Was dann folgte, war fast Routine. Zwar tauchten immer wieder kleinere Probleme auf. Wir arbeiteten aber gut und alles funktionierte dementsprechend. Die Feuerwehr löschte den Brand, die Bauern sorgten zusammen mit dem Tierarzt um die Tiere. Irgendwann gegen Abend war das Feuer mehrheitlich gelöscht, wir konnten abziehen und lediglich eine Brandwache stellen. Immer wieder musste nachgelöscht werden, sogar noch eine Woche später, als Strohballen erneut Feuer fingen. Zurück blieb eine Ruine eines Landwirtschaftbetriebes, ein nun allein stehendes Bauernhaus, eine traurige, erschütterte Pächterfamilie, zwei tote Tiere (eine Kuh, die wieder in den Stahl zurückkehrte und das Pferd, das notgeschlachtet wurde) und eine Klostergemeinschaft, die nun gut überlegen musste, ob sich ein Landwirtschaftsbetrieb auf der Salaplauna noch zeitgemäss ist.

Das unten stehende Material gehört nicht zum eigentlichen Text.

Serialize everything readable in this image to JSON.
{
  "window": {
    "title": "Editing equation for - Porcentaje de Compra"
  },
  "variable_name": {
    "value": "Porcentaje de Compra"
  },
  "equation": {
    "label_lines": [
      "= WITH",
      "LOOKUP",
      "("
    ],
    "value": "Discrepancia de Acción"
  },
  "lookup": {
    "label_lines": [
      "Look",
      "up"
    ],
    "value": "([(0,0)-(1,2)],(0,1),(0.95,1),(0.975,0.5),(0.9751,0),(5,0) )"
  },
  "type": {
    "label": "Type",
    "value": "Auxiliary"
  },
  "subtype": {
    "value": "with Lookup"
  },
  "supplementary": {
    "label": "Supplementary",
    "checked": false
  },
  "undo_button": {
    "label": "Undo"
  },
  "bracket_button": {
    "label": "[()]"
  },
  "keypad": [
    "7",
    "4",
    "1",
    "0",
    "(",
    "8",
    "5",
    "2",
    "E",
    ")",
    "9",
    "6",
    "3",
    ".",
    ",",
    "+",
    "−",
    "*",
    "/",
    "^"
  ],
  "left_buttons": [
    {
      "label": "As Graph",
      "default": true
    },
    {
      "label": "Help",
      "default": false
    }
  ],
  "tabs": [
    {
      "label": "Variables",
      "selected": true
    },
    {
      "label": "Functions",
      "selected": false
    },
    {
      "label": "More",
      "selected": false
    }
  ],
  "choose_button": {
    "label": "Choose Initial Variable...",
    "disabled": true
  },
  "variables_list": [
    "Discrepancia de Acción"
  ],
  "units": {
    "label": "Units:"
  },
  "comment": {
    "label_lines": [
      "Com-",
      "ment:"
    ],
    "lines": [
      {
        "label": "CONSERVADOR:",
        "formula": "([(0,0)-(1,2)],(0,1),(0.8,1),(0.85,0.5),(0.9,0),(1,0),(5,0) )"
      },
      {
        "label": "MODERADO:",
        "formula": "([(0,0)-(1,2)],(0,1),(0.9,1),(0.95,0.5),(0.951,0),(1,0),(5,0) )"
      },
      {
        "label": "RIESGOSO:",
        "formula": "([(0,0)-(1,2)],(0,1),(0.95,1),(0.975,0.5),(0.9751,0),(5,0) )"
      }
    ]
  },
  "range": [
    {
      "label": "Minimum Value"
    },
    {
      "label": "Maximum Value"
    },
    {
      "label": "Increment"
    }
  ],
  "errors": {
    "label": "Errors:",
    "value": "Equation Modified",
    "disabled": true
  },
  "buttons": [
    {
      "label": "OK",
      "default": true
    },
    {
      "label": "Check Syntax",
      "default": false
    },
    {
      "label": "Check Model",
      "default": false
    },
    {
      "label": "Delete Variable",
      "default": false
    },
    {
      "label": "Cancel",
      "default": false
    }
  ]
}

Doch Salaplauna ist wie ein Phönix. Aus der Asche erstanden steht heute ein neuer Stall mit Besuchergallerie, das Center sursilvan d’agricultura, wo regelmässig Veranstaltungen stattfinden und eine Grosskäserei, die täglich rund 25’000 m3 Milch aus der Region zu Bergkäse verarbeitet. Neues Leben und neue Arbeitsplätze sind entstanden, dank einer in die Zukunft schauenden Klostergemeinschaft und mutigen Bauern. Leider ist die damalige Pächterfamilie nicht mehr dort, doch eine neue, junge Familie ist eingezogen. Zusammen mit Angestellten bewirtschaften sie den grössten Landwirtschaftsbetrieb der Region. Jedes Jahr an Ostern denke ich an Salaplauna, an die schrecklichen Minuten, aber auch an schöne Momente, ja sogar lustige Anekdoten. Der Brand hat den Zusammenhalt in der Feuerwehr gestärkt, die Motivation gesteigert und uns gezeigt, warum wir eigentlich regelmässig üben müssen. Allen die dabei waren, muss man das wohl nie erklären müssen! Zehn Jahre sind vergangen, viele Einsätze durfte ich bewältigen, neue Erfahrungen hinzugewinnen und heute würde ich es wohl genau so machen, zwar mit neuen technischen Möglichkeiten und wohl auch ruhiger, nicht zuletzt geprägt von diesem grossen Brand vor zehn Jahren.